The change did indeed reduce the tax companies pay. But most did not put that money back into their pension schemes. Indeed many of them continued to take so-called ‘contribution holidays’ withholding the money they should have paid, relying on stock market growth to boost the funds. Altogether companies have kept £19 billion from pension funds since 1988. Those decisions now look as short-sighted as Gordon Brown’s £5 billion a year raid. But would Andrew Smith ask the Chancellor to give it back?

"Of course not. It was the right decision. Even the Tories are not asking for that to happen."

One thing the Conservatives have demanded is fairer treatment of the way pension savings are converted into an income at retirement. At the moment you have to use most of your pension fund to buy an annuity. There have been demands for radical reforms to increase the freedom for people to use this money as they see fit, not as the Government tells them. (see Saga Magazine August, September 2001, March 2002). But the Green Paper rejected these changes. Why?

"Because it’s the only way of guaranteeing an income in retirement for as long as you live and because there are real aggregate gains to the pooling of risk."

In other words if people had the freedom to do what they wanted, overall they would be worse off, and some very much worse off. But what about the question of freedom to do what we want with the money we have earned and saved?

"It’s not just money people have saved – it is money saved through a pension with tax relief. It always has been part of the deal that you got tax relief to contribute to a pension that would have the annuity requirement. Don’t get me wrong I understand the dissatisfaction and anxiety people feel about annuities. In the consultation document there are additional products to give greater flexibility. But there’s no getting away from it. If we got away from pooling through annuities, on average people would be worse off. People underestimate how long they’re going to live."

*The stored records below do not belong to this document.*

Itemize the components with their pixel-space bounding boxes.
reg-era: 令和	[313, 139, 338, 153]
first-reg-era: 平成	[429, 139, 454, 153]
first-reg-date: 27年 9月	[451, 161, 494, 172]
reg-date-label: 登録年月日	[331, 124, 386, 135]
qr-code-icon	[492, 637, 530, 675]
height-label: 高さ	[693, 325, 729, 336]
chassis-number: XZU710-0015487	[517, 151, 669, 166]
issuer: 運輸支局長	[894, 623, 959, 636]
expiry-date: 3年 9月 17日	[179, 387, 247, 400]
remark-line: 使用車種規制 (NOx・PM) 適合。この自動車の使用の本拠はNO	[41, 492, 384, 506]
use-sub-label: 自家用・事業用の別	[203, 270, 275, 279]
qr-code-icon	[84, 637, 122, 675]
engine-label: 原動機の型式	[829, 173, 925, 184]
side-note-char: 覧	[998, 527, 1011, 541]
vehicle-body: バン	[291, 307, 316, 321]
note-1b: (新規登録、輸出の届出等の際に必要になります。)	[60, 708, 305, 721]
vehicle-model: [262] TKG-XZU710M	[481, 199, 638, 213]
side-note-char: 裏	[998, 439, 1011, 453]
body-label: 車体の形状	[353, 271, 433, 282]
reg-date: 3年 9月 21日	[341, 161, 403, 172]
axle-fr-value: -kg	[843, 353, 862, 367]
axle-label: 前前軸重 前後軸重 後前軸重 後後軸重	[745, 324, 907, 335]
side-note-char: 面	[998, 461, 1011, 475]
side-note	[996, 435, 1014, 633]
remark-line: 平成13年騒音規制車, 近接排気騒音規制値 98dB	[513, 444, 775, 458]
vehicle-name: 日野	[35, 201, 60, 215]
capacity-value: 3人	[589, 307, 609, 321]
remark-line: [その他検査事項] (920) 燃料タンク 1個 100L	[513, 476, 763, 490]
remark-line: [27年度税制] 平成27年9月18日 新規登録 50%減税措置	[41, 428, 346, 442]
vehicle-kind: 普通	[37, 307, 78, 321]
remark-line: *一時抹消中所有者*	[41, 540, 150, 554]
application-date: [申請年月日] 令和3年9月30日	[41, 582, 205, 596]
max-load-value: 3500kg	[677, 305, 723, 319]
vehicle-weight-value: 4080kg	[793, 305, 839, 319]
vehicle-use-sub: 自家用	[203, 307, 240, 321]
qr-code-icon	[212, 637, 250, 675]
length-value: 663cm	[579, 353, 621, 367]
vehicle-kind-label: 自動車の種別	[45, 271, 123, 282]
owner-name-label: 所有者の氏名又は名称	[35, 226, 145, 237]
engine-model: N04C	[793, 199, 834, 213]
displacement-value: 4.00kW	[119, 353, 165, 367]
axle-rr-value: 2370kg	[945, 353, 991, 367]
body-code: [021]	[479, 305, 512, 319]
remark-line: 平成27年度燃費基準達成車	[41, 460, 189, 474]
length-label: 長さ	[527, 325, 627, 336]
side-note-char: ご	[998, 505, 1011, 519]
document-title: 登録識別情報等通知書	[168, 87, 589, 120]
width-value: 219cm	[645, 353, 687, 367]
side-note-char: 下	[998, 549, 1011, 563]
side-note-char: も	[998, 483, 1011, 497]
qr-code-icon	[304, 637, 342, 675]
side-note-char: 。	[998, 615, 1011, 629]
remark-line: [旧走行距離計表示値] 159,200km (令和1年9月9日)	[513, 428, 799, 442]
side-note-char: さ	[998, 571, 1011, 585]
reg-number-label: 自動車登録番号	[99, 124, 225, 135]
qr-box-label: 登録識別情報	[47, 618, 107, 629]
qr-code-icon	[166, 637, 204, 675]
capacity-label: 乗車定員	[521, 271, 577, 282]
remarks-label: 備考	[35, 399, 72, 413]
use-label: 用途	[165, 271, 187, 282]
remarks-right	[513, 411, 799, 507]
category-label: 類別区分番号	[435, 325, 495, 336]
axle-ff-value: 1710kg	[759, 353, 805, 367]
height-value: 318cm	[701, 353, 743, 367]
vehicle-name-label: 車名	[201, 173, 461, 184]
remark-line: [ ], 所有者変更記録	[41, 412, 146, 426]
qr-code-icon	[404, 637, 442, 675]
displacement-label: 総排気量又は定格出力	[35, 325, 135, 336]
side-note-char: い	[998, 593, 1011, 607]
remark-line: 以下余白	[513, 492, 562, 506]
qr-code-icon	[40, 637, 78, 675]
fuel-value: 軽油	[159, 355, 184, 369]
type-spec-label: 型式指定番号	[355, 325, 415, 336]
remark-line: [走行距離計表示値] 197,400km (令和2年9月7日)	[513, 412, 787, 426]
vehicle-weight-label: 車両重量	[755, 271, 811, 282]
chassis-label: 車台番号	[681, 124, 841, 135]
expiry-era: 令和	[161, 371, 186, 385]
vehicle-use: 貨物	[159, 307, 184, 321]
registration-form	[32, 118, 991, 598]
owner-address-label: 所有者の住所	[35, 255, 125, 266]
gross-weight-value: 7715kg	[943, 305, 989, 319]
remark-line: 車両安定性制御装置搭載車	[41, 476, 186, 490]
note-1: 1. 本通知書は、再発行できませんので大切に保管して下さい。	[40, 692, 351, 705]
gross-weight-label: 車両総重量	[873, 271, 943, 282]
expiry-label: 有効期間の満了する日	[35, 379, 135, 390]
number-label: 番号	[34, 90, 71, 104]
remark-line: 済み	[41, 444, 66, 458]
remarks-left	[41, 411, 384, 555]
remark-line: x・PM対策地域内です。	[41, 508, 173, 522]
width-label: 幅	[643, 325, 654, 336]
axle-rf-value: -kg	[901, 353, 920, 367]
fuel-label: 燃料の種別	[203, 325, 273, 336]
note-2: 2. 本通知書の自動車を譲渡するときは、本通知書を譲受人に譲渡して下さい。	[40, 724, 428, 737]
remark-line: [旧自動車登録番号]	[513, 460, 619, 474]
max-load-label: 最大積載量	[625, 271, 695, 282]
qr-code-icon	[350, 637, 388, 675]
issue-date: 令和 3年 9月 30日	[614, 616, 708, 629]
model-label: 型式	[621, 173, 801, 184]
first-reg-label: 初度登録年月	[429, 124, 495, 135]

More consultation will take place on those ideas, and on changes to company pensions, on flexible retirement, on clearer information, on age discrimination, on improving pensions for women, on tax regimes, on pension fund trustees. Thirty separate ideas are being consulted on until the end of March. This is the second Green Paper on pensions by Labour. It follows other consultations on investment, on pensions, on annuities and on financial services. It sometimes seem that this Government, despite its huge majority, is ducking important issues and postponing even minor changes with endless consultation. Six months ago Tony Blair told the Labour Party Conference in Blackpool "we’re at our best when at our boldest". Where was the bold radical idea to deal with the pension crisis in the Green Paper?

"The bold idea in this Green Paper is that we are making it, in quite radical ways, easier for people to make choices about their long term savings behaviour. It doesn’t sound very exciting when put like that but I’ve been very encouraged by positive reaction from people. These are big changes. As for our majority, it’s big because we didn’t take it for granted. We don’t take it for granted now and I listen very carefully to what people are saying about these issues."

I recalled Tony Blair’s conclusion "So far, we've made a good start but we've not been bold enough." Perhaps he had seen an early draft of the Green Paper.